Skip to contents

Detect character structure from datasets

Usage

detect_chars_structure_datasets(
  datasets_folderpath,
  considered_extensions,
  patterns,
  output_filepath = file.path(datasets_folderpath, paste0("detect_chars_structure_",
    basename(datasets_folderpath), ".rds")),
  get_output_in_session = TRUE
)

Arguments

datasets_folderpath

Character 1L. Folder path of datasets to process. These datasets must be at the root of the path

considered_extensions

Character. Datasets file extensions to consider. Extensions must be one supported by the rio:: package

patterns

Character. Patterns to detect across the datasets variables. Regex is supported

output_filepath

Character 1L. Output folder path.

get_output_in_session

Logical 1L. If TRUE, the function return a list, such that each element element corresponds to pattern detection details for each considered dataset

Value

If get_output_in_session is TRUE, a named list of data frames (one per dataset file), each with columns var (variable name), any_defined_structure (logical), and examples (character). The list is also saved as an RDS file at output_filepath.

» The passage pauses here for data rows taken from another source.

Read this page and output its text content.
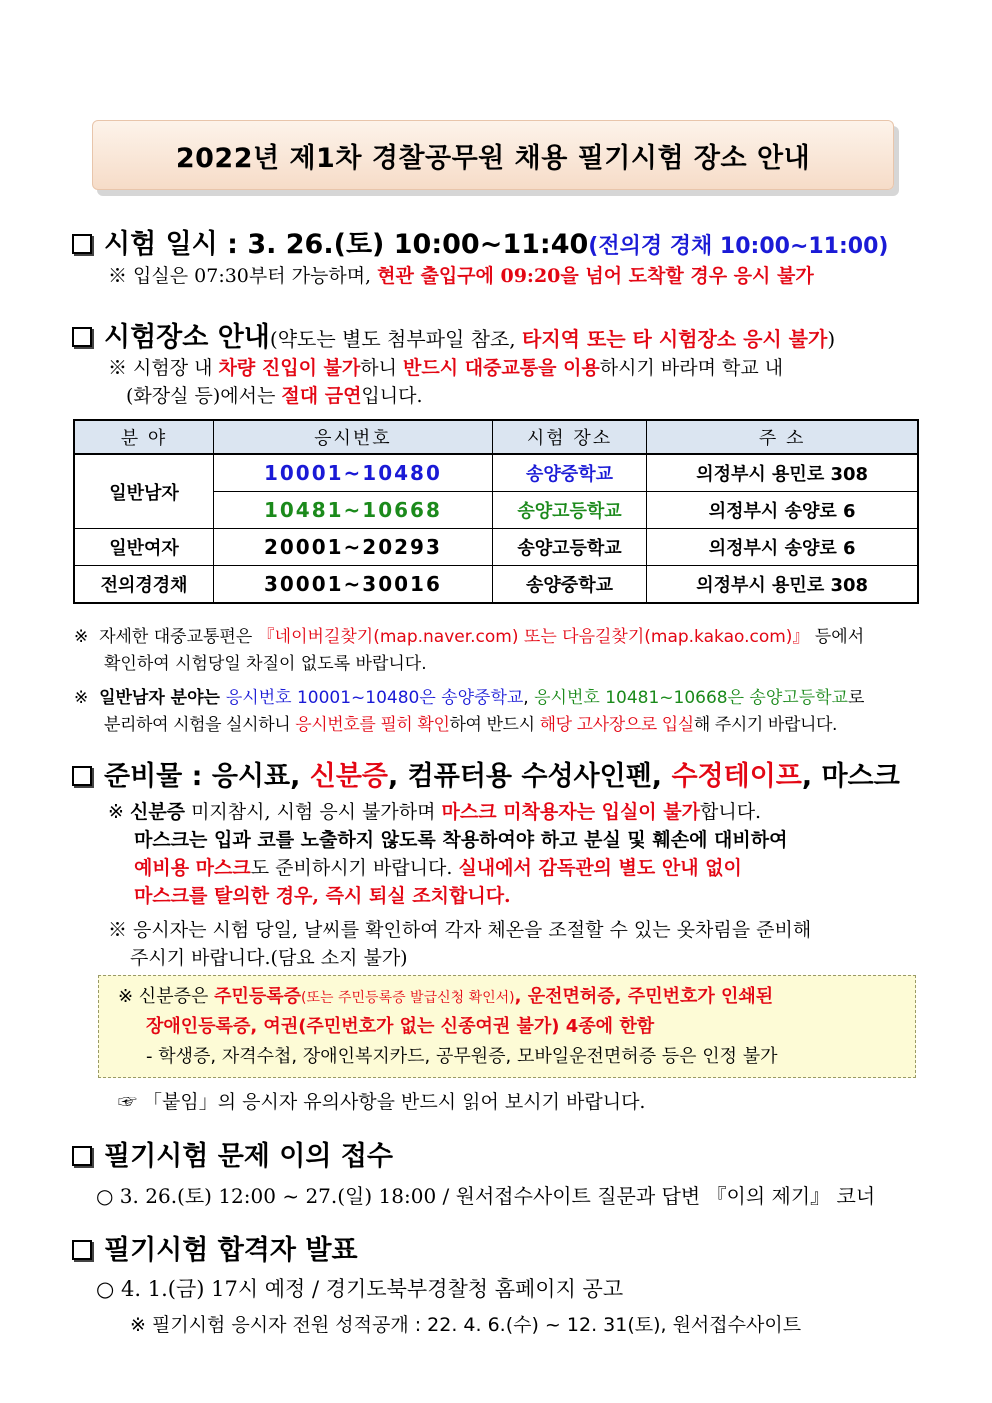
2022년 제1차 경찰공무원 채용 필기시험 장소 안내
시험 일시 : 3. 26.(토) 10:00~11:40(전의경 경채 10:00~11:00)
※ 입실은 07:30부터 가능하며, 현관 출입구에 09:20을 넘어 도착할 경우 응시 불가
시험장소 안내(약도는 별도 첨부파일 참조, 타지역 또는 타 시험장소 응시 불가)
※ 시험장 내 차량 진입이 불가하니 반드시 대중교통을 이용하시기 바라며 학교 내
(화장실 등)에서는 절대 금연입니다.
분 야	응시번호	시험 장소	주 소
일반남자	10001~10480	송양중학교	의정부시 용민로 308
	10481~10668	송양고등학교	의정부시 송양로 6
일반여자	20001~20293	송양고등학교	의정부시 송양로 6
전의경경채	30001~30016	송양중학교	의정부시 용민로 308
※ 자세한 대중교통편은 『네이버길찾기(map.naver.com) 또는 다음길찾기(map.kakao.com)』 등에서
확인하여 시험당일 차질이 없도록 바랍니다.
※ 일반남자 분야는 응시번호 10001~10480은 송양중학교, 응시번호 10481~10668은 송양고등학교로
분리하여 시험을 실시하니 응시번호를 필히 확인하여 반드시 해당 고사장으로 입실해 주시기 바랍니다.
준비물 : 응시표, 신분증, 컴퓨터용 수성사인펜, 수정테이프, 마스크
※ 신분증 미지참시, 시험 응시 불가하며 마스크 미착용자는 입실이 불가합니다.
마스크는 입과 코를 노출하지 않도록 착용하여야 하고 분실 및 훼손에 대비하여
예비용 마스크도 준비하시기 바랍니다. 실내에서 감독관의 별도 안내 없이
마스크를 탈의한 경우, 즉시 퇴실 조치합니다.
※ 응시자는 시험 당일, 날씨를 확인하여 각자 체온을 조절할 수 있는 옷차림을 준비해
주시기 바랍니다.(담요 소지 불가)
※ 신분증은 주민등록증(또는 주민등록증 발급신청 확인서), 운전면허증, 주민번호가 인쇄된
장애인등록증, 여권(주민번호가 없는 신종여권 불가) 4종에 한함
- 학생증, 자격수첩, 장애인복지카드, 공무원증, 모바일운전면허증 등은 인정 불가
☞ 「붙임」의 응시자 유의사항을 반드시 읽어 보시기 바랍니다.
필기시험 문제 이의 접수
○ 3. 26.(토) 12:00 ~ 27.(일) 18:00 / 원서접수사이트 질문과 답변 『이의 제기』 코너
필기시험 합격자 발표
○ 4. 1.(금) 17시 예정 / 경기도북부경찰청 홈페이지 공고
※ 필기시험 응시자 전원 성적공개 : 22. 4. 6.(수) ~ 12. 31(토), 원서접수사이트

If get_output_in_session is FALSE, the function returns NULL invisibly and is called for its side effect of writing the RDS file.

Examples

mydir <- system.file("detect_chars_structure_datasets", package = "scrutr")
outfile <- file.path(tempdir(), "detect_college.rds")

detect <- detect_chars_structure_datasets(
  datasets_folderpath = mydir,
  considered_extensions = "xlsx",
  patterns = "(?i)college",
  output_filepath = outfile,
  get_output_in_session = TRUE)

# head(lapply(detect, head))

file.exists(outfile)
#> [1] TRUE
unlink(outfile)